External tasks allow a Fetch & Lock method which will lock a task for a given amount of time. However, this time limit is hard and cannot be changed.
This creates a problem when working with immutable servers and automatic server recovery. For example, say we have two servers up and and we Fetch & Lock and start a long running process on one of those servers. This long running could take 12 hours to complete, so we set the timeout as such. Two hours into the process, that server has a problem and is automatically torn down and a new server is brought up in it's place. Camunda will continue to wait for another 10 hours before retrying due to the timeout.

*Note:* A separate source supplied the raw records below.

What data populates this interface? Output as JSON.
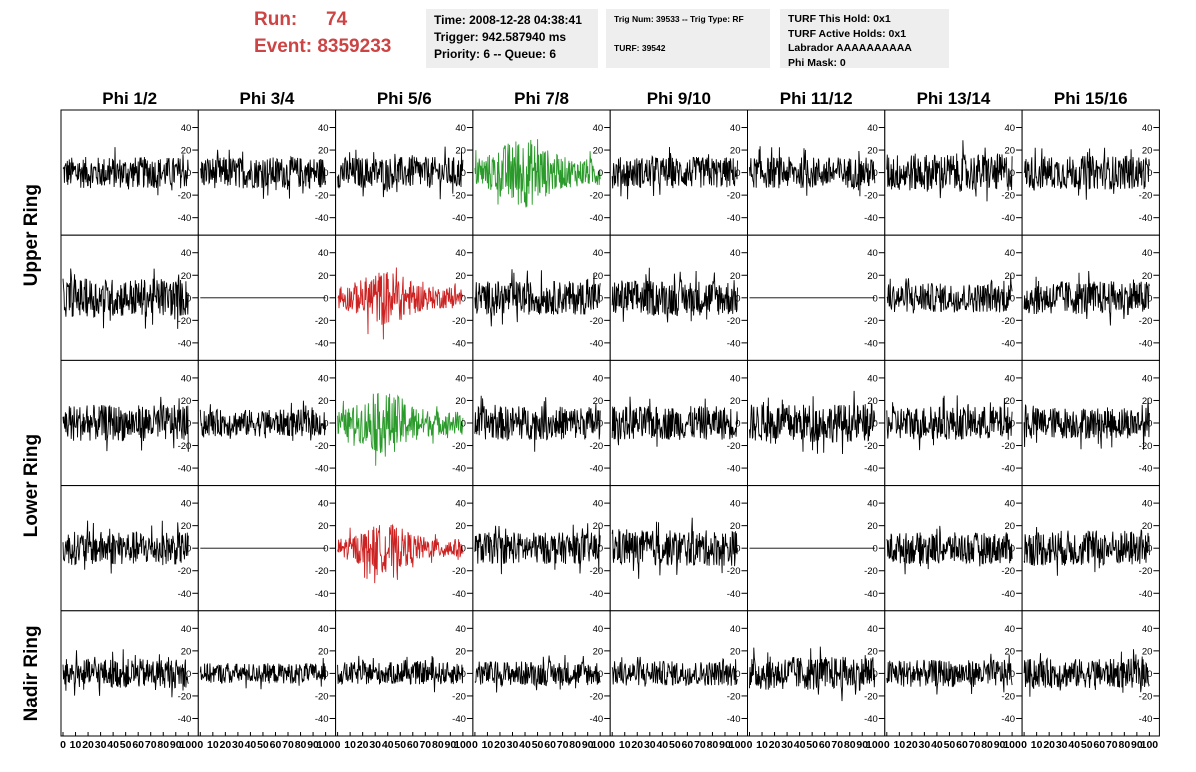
{
  "header": {
    "run_label": "Run:",
    "run_value": "74",
    "event_label": "Event:",
    "event_value": "8359233",
    "time_line": "Time: 2008-12-28 04:38:41",
    "trigger_line": "Trigger: 942.587940 ms",
    "priority_line": "Priority: 6 -- Queue: 6",
    "trig_line": "Trig Num: 39533 -- Trig Type: RF",
    "turf_line": "TURF: 39542",
    "turf_hold_line": "TURF This Hold: 0x1",
    "turf_active_line": "TURF Active Holds: 0x1",
    "labrador_line": "Labrador AAAAAAAAAA",
    "phi_mask_line": "Phi Mask: 0"
  },
  "chart_data": {
    "type": "line",
    "columns": [
      "Phi 1/2",
      "Phi 3/4",
      "Phi 5/6",
      "Phi 7/8",
      "Phi 9/10",
      "Phi 11/12",
      "Phi 13/14",
      "Phi 15/16"
    ],
    "ring_labels": [
      {
        "text": "Upper Ring",
        "rows": [
          0,
          1
        ]
      },
      {
        "text": "Lower Ring",
        "rows": [
          2,
          3
        ]
      },
      {
        "text": "Nadir Ring",
        "rows": [
          4,
          4
        ]
      }
    ],
    "xlim": [
      0,
      100
    ],
    "ylim": [
      -52,
      52
    ],
    "yticks": [
      -40,
      -20,
      0,
      20,
      40
    ],
    "xticks": [
      0,
      10,
      20,
      30,
      40,
      50,
      60,
      70,
      80,
      90,
      100
    ],
    "colors": {
      "normal": "#000000",
      "triggered": "#2a9a2a",
      "l2": "#cc2222"
    },
    "panels": [
      [
        {
          "state": "normal",
          "amp": 14
        },
        {
          "state": "normal",
          "amp": 14
        },
        {
          "state": "normal",
          "amp": 14
        },
        {
          "state": "triggered",
          "amp": 22
        },
        {
          "state": "normal",
          "amp": 14
        },
        {
          "state": "normal",
          "amp": 14
        },
        {
          "state": "normal",
          "amp": 17
        },
        {
          "state": "normal",
          "amp": 15
        }
      ],
      [
        {
          "state": "normal",
          "amp": 17
        },
        {
          "state": "flat",
          "amp": 0
        },
        {
          "state": "l2",
          "amp": 17
        },
        {
          "state": "normal",
          "amp": 15
        },
        {
          "state": "normal",
          "amp": 16
        },
        {
          "state": "flat",
          "amp": 0
        },
        {
          "state": "normal",
          "amp": 13
        },
        {
          "state": "normal",
          "amp": 15
        }
      ],
      [
        {
          "state": "normal",
          "amp": 16
        },
        {
          "state": "normal",
          "amp": 12
        },
        {
          "state": "triggered",
          "amp": 19
        },
        {
          "state": "normal",
          "amp": 15
        },
        {
          "state": "normal",
          "amp": 15
        },
        {
          "state": "normal",
          "amp": 17
        },
        {
          "state": "normal",
          "amp": 15
        },
        {
          "state": "normal",
          "amp": 14
        }
      ],
      [
        {
          "state": "normal",
          "amp": 15
        },
        {
          "state": "flat",
          "amp": 0
        },
        {
          "state": "l2",
          "amp": 15
        },
        {
          "state": "normal",
          "amp": 14
        },
        {
          "state": "normal",
          "amp": 16
        },
        {
          "state": "flat",
          "amp": 0
        },
        {
          "state": "normal",
          "amp": 14
        },
        {
          "state": "normal",
          "amp": 16
        }
      ],
      [
        {
          "state": "normal",
          "amp": 13
        },
        {
          "state": "normal",
          "amp": 9
        },
        {
          "state": "normal",
          "amp": 10
        },
        {
          "state": "normal",
          "amp": 11
        },
        {
          "state": "normal",
          "amp": 11
        },
        {
          "state": "normal",
          "amp": 15
        },
        {
          "state": "normal",
          "amp": 12
        },
        {
          "state": "normal",
          "amp": 13
        }
      ]
    ]
  }
}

The preferred way to handle this would be to actually set a timeout of 1 minute (for example). The 12 hour process we are calling could call back into a new Camunda endpoint every 30 seconds to say, "I'm still processing." Camunda would then update the timeout to be another minute. This would happen over and over until the process eventually finishes. Now, if the server fails and stops responding, Camunda notices the issue within a minute and starts a retry on another server in the cluster.
Services, like Amazon's SQS, has a method to allow a time lock to be extended in this manner. This article on Amazon has information on how they implement this functionality in SQS and could be a good starting point: http://docs.aws.amazon.com/AWSSimpleQueueService/latest/APIReference/API_ChangeMessageVisibility.html
I would like to request that more functionality is considered with external tasks timeouts to make them more responsive and resilient.